WASHINGTON (AP) — Attorney General Jeff Sessions on Monday warned so-called sanctuary cities they could lose federal money for refusing to cooperate with immigration authorities and suggested the government would come after grant money that has already been awarded if they don’t comply.
Sessions said the Justice Department would require cities seeking some of $4.1 billion available in grant money to verify that they are in compliance with a section of federal law that allows information sharing with immigration officials.
His statements in the White House briefing room brought to mind tough talk from President Donald Trump’s campaign and came just three days after the administration’s crushing health care defeat. Sessions also acknowledged he was clarifying a similar policy adopted by the Obama administration last year.
“I urge the nation’s states and cities to carefully consider the harm they are doing to their citizens by refusing to enforce our immigration laws,” Sessions said.
Trump had said during the campaign that he would “defund” sanctuary cities by taking away their federal funding. But legal precedent suggests that would be difficult.
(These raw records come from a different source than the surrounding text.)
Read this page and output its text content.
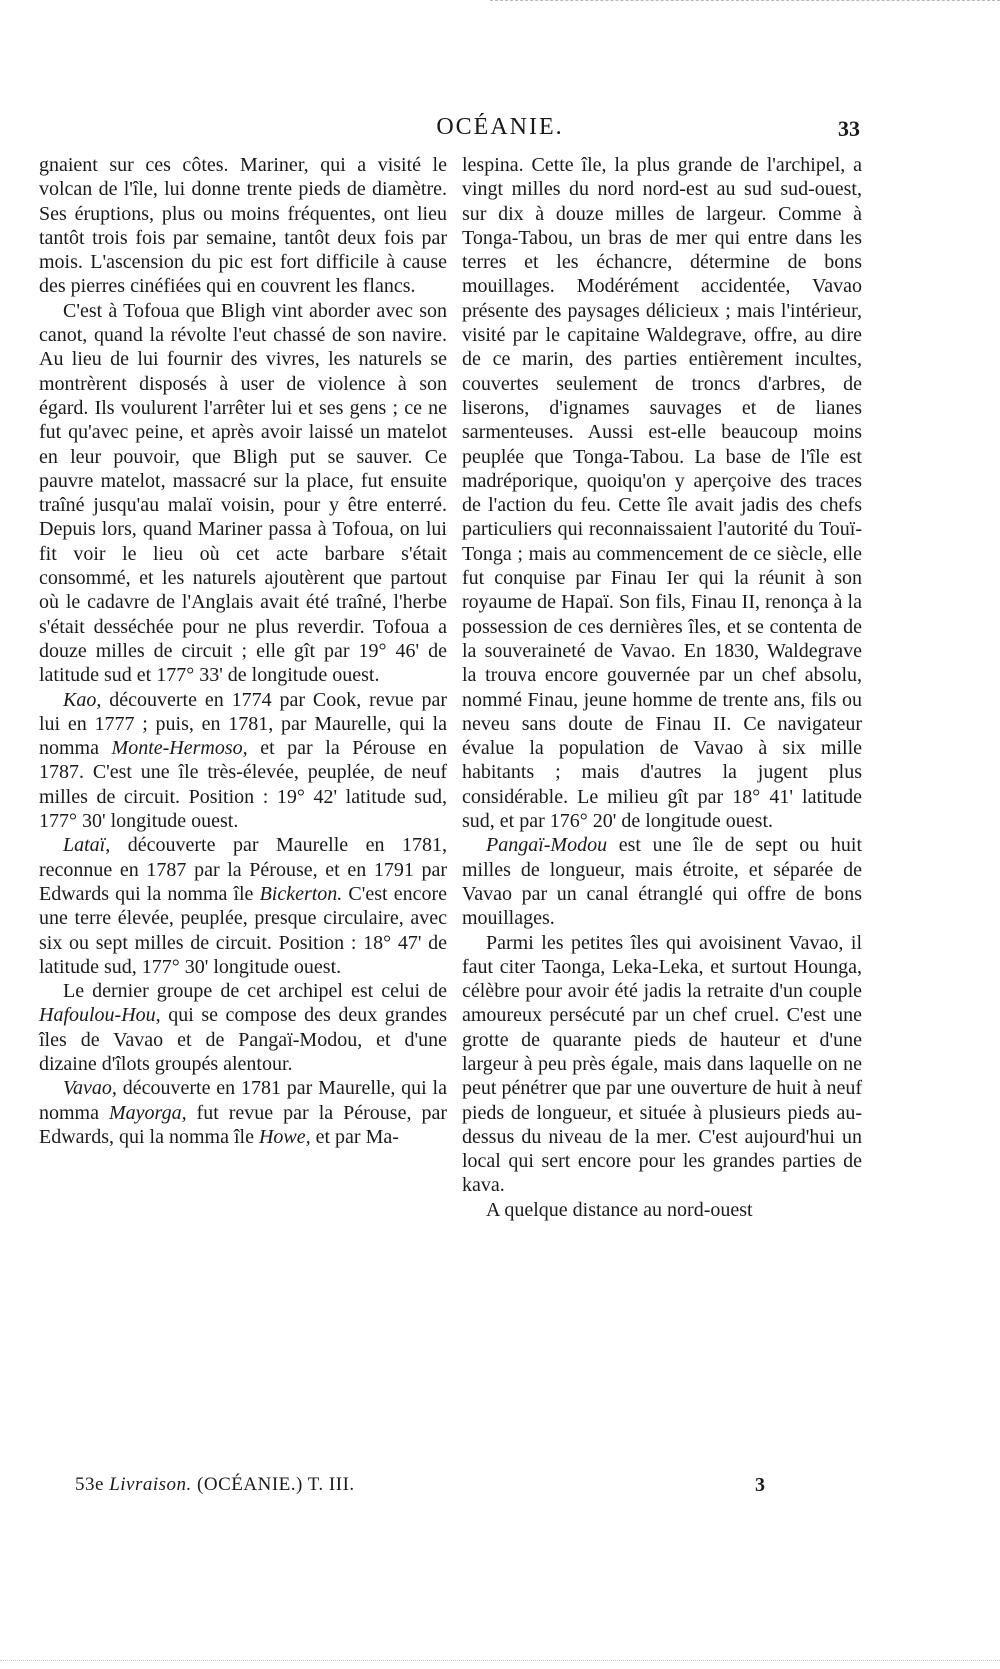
OCÉANIE.	33

gnaient sur ces côtes. Mariner, qui a visité le volcan de l'île, lui donne trente pieds de diamètre. Ses éruptions, plus ou moins fréquentes, ont lieu tantôt trois fois par semaine, tantôt deux fois par mois. L'ascension du pic est fort difficile à cause des pierres cinéfiées qui en couvrent les flancs.

C'est à Tofoua que Bligh vint aborder avec son canot, quand la révolte l'eut chassé de son navire. Au lieu de lui fournir des vivres, les naturels se montrèrent disposés à user de violence à son égard. Ils voulurent l'arrêter lui et ses gens ; ce ne fut qu'avec peine, et après avoir laissé un matelot en leur pouvoir, que Bligh put se sauver. Ce pauvre matelot, massacré sur la place, fut ensuite traîné jusqu'au malaï voisin, pour y être enterré. Depuis lors, quand Mariner passa à Tofoua, on lui fit voir le lieu où cet acte barbare s'était consommé, et les naturels ajoutèrent que partout où le cadavre de l'Anglais avait été traîné, l'herbe s'était desséchée pour ne plus reverdir. Tofoua a douze milles de circuit ; elle gît par 19° 46' de latitude sud et 177° 33' de longitude ouest.

Kao, découverte en 1774 par Cook, revue par lui en 1777 ; puis, en 1781, par Maurelle, qui la nomma Monte-Hermoso, et par la Pérouse en 1787. C'est une île très-élevée, peuplée, de neuf milles de circuit. Position : 19° 42' latitude sud, 177° 30' longitude ouest.

Lataï, découverte par Maurelle en 1781, reconnue en 1787 par la Pérouse, et en 1791 par Edwards qui la nomma île Bickerton. C'est encore une terre élevée, peuplée, presque circulaire, avec six ou sept milles de circuit. Position : 18° 47' de latitude sud, 177° 30' longitude ouest.

Le dernier groupe de cet archipel est celui de Hafoulou-Hou, qui se compose des deux grandes îles de Vavao et de Pangaï-Modou, et d'une dizaine d'îlots groupés alentour.

Vavao, découverte en 1781 par Maurelle, qui la nomma Mayorga, fut revue par la Pérouse, par Edwards, qui la nomma île Howe, et par Ma-

lespina. Cette île, la plus grande de l'archipel, a vingt milles du nord nord-est au sud sud-ouest, sur dix à douze milles de largeur. Comme à Tonga-Tabou, un bras de mer qui entre dans les terres et les échancre, détermine de bons mouillages. Modérément accidentée, Vavao présente des paysages délicieux ; mais l'intérieur, visité par le capitaine Waldegrave, offre, au dire de ce marin, des parties entièrement incultes, couvertes seulement de troncs d'arbres, de liserons, d'ignames sauvages et de lianes sarmenteuses. Aussi est-elle beaucoup moins peuplée que Tonga-Tabou. La base de l'île est madréporique, quoiqu'on y aperçoive des traces de l'action du feu. Cette île avait jadis des chefs particuliers qui reconnaissaient l'autorité du Touï-Tonga ; mais au commencement de ce siècle, elle fut conquise par Finau Ier qui la réunit à son royaume de Hapaï. Son fils, Finau II, renonça à la possession de ces dernières îles, et se contenta de la souveraineté de Vavao. En 1830, Waldegrave la trouva encore gouvernée par un chef absolu, nommé Finau, jeune homme de trente ans, fils ou neveu sans doute de Finau II. Ce navigateur évalue la population de Vavao à six mille habitants ; mais d'autres la jugent plus considérable. Le milieu gît par 18° 41' latitude sud, et par 176° 20' de longitude ouest.

Pangaï-Modou est une île de sept ou huit milles de longueur, mais étroite, et séparée de Vavao par un canal étranglé qui offre de bons mouillages.

Parmi les petites îles qui avoisinent Vavao, il faut citer Taonga, Leka-Leka, et surtout Hounga, célèbre pour avoir été jadis la retraite d'un couple amoureux persécuté par un chef cruel. C'est une grotte de quarante pieds de hauteur et d'une largeur à peu près égale, mais dans laquelle on ne peut pénétrer que par une ouverture de huit à neuf pieds de longueur, et située à plusieurs pieds au-dessus du niveau de la mer. C'est aujourd'hui un local qui sert encore pour les grandes parties de kava.

A quelque distance au nord-ouest

53e Livraison. (OCÉANIE.) T. III.	3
Sessions’ message came days after the administration released a report on local jails that listed more than 200 cases of immigrants released from custody before federal agents could intervene. That list was compiled following an executive order Trump signed in January that called on the government to document which local jurisdictions aren’t cooperating with federal efforts to find and deport immigrants in the country illegally.
Meanwhile, municipal leaders gathered in New York vowed to defy Trump’s crackdown as they gathered for a small conference that attracted officials from cities including San Francisco, Seattle, Denver, Chicago, Philadelphia and New York.
“We are going to become this administration’s worst nightmare,” said New York City council speaker Melissa Mark-Viverito.
Mark-Viverito and others promised to block federal immigration agents from accessing certain private areas on city property, to restrict their access to schools and school records and to offer legal services to immigrants in the country illegally. City officials were also encouraged to embrace their rarely used oversight and subpoena powers to investigate federal immigration practices.